FromConfigFile("nucleus.yml").
Use(middleware.Logger(), middleware.Recover()).
Mount(notes.Module()).
Start()

Use(...) appends middleware applied to all routes before module routes are registered. Per-module middleware lives on Module[C].Middleware.

AutoMigrate (dev-mode only)

(*app.App).AutoMigrate(models ...any) derives idempotent CREATE TABLE statements from struct tags and runs them against the configured database. Five dialects are supported: SQLite, PostgreSQL, MySQL, MSSQL, and Oracle — each via its own deterministic scaffold builder in pkg/model. On SQLite/Postgres/MySQL the generated SQL uses CREATE TABLE IF NOT EXISTS; on MSSQL it wraps the CREATE in IF OBJECT_ID(..., 'U') IS NULL; on Oracle it wraps it in a PL/SQL block that swallows ORA-00955 ("name is already used by an existing object"). Either way the operation is safe to re-run.

AutoMigrate returns db.ErrAutoMigrate only for unknown drivers.

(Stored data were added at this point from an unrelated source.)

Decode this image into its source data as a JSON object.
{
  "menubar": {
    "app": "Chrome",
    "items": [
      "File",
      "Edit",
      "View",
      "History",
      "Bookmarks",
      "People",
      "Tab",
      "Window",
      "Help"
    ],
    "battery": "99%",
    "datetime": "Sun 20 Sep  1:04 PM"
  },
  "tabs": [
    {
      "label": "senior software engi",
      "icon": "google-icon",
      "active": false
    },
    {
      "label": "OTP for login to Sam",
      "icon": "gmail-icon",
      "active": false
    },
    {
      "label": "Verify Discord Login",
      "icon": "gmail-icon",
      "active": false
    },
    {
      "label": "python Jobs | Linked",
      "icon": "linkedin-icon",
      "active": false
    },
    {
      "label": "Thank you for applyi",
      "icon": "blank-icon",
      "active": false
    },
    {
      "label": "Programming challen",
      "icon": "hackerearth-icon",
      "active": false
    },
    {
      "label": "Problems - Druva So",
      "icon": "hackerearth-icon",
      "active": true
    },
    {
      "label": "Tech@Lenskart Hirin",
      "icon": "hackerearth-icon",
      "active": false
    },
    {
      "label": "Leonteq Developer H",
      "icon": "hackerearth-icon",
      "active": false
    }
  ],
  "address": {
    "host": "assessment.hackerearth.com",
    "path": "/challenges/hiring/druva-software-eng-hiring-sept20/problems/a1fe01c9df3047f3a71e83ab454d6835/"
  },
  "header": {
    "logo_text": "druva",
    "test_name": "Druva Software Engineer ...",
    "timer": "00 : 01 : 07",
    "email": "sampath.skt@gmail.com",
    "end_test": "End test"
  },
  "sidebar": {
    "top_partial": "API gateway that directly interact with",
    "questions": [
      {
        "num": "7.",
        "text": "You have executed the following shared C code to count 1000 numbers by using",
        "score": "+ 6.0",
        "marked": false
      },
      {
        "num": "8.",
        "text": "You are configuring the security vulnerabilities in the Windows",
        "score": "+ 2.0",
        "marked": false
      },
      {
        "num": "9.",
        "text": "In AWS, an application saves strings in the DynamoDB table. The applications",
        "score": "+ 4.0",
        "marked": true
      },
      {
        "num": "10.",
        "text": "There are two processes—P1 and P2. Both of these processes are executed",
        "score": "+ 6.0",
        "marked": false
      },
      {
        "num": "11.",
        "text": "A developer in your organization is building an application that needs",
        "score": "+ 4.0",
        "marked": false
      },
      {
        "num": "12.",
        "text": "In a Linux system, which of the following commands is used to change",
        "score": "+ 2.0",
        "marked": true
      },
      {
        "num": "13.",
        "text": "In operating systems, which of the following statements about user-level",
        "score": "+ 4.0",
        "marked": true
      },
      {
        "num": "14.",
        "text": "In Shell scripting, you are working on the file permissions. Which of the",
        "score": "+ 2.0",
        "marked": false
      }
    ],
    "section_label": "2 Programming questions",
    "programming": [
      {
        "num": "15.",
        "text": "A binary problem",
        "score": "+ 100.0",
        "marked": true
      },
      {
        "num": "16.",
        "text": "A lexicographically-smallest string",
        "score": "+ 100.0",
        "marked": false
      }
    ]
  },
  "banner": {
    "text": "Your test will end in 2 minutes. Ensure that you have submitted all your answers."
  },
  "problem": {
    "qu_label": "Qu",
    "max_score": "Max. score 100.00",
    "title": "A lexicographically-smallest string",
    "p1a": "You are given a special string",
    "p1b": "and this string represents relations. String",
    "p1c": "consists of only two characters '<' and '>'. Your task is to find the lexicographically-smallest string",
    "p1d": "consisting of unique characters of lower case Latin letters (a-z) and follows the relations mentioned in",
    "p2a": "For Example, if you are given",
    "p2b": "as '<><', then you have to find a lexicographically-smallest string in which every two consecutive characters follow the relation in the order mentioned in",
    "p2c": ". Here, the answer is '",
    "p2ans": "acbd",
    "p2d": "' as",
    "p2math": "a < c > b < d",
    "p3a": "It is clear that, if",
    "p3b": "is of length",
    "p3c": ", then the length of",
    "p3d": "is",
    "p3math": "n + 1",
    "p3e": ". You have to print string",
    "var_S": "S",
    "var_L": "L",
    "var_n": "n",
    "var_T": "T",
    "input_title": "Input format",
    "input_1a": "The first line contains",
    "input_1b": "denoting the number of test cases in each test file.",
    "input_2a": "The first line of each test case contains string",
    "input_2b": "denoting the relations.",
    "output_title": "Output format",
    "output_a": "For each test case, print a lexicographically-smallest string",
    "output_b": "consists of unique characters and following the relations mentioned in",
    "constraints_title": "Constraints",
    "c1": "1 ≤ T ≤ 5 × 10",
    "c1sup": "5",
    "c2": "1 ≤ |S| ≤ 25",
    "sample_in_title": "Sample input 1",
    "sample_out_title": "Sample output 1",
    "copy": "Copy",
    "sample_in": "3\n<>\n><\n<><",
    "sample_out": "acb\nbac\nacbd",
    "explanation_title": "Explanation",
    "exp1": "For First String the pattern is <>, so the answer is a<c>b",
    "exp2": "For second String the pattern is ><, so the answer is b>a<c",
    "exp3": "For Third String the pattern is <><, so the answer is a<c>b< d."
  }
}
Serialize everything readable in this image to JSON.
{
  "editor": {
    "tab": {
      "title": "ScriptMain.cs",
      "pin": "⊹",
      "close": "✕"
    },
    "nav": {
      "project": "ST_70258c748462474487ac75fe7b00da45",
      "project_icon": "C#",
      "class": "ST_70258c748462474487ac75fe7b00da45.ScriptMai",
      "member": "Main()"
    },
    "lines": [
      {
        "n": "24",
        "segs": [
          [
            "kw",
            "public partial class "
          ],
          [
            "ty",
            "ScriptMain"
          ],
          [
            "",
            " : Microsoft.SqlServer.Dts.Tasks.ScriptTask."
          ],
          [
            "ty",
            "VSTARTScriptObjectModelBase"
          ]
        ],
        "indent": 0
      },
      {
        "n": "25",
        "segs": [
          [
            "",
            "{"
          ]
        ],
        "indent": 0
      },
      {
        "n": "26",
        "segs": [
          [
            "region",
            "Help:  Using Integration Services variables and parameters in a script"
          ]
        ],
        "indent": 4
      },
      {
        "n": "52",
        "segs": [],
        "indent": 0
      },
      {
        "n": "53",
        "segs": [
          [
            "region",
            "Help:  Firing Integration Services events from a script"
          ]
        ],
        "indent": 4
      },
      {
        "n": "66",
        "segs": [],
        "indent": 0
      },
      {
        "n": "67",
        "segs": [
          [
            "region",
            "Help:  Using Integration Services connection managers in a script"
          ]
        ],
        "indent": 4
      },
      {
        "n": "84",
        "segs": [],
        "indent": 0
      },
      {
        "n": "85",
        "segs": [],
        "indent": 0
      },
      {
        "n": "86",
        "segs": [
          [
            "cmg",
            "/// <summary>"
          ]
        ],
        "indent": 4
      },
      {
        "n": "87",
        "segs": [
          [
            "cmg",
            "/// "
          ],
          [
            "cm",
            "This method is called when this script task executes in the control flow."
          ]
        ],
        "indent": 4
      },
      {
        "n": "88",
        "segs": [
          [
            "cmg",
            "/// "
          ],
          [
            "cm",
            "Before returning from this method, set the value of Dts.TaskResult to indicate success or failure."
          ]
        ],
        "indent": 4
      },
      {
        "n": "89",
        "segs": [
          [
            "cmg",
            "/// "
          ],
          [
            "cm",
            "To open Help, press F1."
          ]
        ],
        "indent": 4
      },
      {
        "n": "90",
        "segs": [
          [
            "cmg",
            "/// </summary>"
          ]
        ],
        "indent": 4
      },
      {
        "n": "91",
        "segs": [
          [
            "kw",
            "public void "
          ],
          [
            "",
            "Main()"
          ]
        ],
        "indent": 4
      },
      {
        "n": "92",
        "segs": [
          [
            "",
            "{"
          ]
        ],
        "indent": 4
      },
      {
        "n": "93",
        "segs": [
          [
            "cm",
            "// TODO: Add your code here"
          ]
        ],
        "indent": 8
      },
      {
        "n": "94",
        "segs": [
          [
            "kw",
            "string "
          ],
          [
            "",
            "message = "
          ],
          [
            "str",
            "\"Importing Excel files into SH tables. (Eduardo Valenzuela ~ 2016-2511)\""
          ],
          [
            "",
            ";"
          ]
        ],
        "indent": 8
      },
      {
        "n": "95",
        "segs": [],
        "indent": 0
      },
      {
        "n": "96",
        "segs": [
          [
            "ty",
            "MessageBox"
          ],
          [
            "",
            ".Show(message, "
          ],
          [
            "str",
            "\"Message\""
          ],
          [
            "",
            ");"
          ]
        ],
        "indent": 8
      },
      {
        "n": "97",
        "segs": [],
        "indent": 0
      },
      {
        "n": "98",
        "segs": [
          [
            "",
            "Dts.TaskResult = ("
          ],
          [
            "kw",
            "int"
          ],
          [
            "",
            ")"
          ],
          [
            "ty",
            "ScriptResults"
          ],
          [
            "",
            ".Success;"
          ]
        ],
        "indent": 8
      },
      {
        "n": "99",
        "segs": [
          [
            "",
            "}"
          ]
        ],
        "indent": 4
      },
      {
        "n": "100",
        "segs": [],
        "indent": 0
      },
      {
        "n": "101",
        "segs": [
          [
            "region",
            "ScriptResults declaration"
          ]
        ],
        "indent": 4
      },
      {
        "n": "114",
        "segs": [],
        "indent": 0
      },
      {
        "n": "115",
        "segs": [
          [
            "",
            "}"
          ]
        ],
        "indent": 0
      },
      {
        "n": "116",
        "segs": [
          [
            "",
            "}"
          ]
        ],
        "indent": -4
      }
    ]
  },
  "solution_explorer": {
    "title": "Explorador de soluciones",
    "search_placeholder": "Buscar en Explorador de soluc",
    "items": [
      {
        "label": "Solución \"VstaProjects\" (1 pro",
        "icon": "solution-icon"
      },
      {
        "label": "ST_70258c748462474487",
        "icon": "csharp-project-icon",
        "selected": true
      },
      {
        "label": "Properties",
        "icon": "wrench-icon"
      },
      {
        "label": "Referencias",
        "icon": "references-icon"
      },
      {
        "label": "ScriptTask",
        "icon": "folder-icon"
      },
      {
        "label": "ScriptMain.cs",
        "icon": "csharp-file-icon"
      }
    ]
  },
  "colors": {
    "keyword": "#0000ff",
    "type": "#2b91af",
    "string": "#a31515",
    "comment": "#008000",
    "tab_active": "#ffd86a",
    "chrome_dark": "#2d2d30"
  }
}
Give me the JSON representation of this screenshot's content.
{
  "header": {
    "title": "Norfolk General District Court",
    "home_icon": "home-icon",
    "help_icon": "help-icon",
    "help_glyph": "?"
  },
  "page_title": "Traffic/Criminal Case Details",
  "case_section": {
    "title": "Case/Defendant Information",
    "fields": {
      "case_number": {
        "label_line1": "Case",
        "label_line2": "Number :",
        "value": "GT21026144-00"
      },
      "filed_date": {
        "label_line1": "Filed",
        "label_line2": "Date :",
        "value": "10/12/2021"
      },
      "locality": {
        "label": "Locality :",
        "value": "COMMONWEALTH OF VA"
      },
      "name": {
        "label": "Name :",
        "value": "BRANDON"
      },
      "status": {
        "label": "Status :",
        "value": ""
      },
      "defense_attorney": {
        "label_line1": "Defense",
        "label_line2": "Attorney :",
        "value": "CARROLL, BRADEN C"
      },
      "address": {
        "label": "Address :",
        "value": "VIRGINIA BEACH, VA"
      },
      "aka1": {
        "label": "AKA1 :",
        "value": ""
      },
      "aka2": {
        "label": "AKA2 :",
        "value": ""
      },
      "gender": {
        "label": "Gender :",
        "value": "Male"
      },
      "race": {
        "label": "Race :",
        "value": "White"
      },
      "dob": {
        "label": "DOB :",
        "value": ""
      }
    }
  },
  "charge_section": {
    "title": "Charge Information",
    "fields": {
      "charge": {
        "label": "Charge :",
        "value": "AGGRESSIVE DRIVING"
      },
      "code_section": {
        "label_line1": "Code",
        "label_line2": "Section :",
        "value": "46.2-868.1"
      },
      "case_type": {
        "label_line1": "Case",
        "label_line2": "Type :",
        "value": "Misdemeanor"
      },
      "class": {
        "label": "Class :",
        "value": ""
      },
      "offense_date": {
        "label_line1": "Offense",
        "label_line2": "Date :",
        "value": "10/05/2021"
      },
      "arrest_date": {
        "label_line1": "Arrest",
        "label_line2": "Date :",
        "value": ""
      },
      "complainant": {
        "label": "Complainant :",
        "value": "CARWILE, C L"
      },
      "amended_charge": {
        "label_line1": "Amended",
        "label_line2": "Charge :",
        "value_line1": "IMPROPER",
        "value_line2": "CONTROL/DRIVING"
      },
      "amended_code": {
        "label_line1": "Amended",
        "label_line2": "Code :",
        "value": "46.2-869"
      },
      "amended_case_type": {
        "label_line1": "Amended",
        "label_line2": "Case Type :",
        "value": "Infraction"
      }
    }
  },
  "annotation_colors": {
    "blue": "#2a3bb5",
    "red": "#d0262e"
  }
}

AutoMigrate does not alter existing tables — it is CREATE IF NOT EXISTS only. For production schema evolution, prefer explicit SQL migration files (migrations/*.up.sql plus nucleus migrate): they are reversible, reviewable in PR diffs, and the only path the framework offers compatibility guarantees on. nucleus migrate drift will surface any applied migration that has since lost its .up.sql file on disk.

4 — Run a migration

For non-trivial apps, write SQL migrations under migrations/ and apply them with the CLI:

nucleus migrate up # apply pending migrations
nucleus migrate status # show plan vs. applied
nucleus migrate down # roll back the most recent batch

5 — Create an admin user

nucleus createuser

Prompts for username, email and password. The user goes into the auth table referenced by your nucleus.yml. You can now sign in to the admin panel at /admin.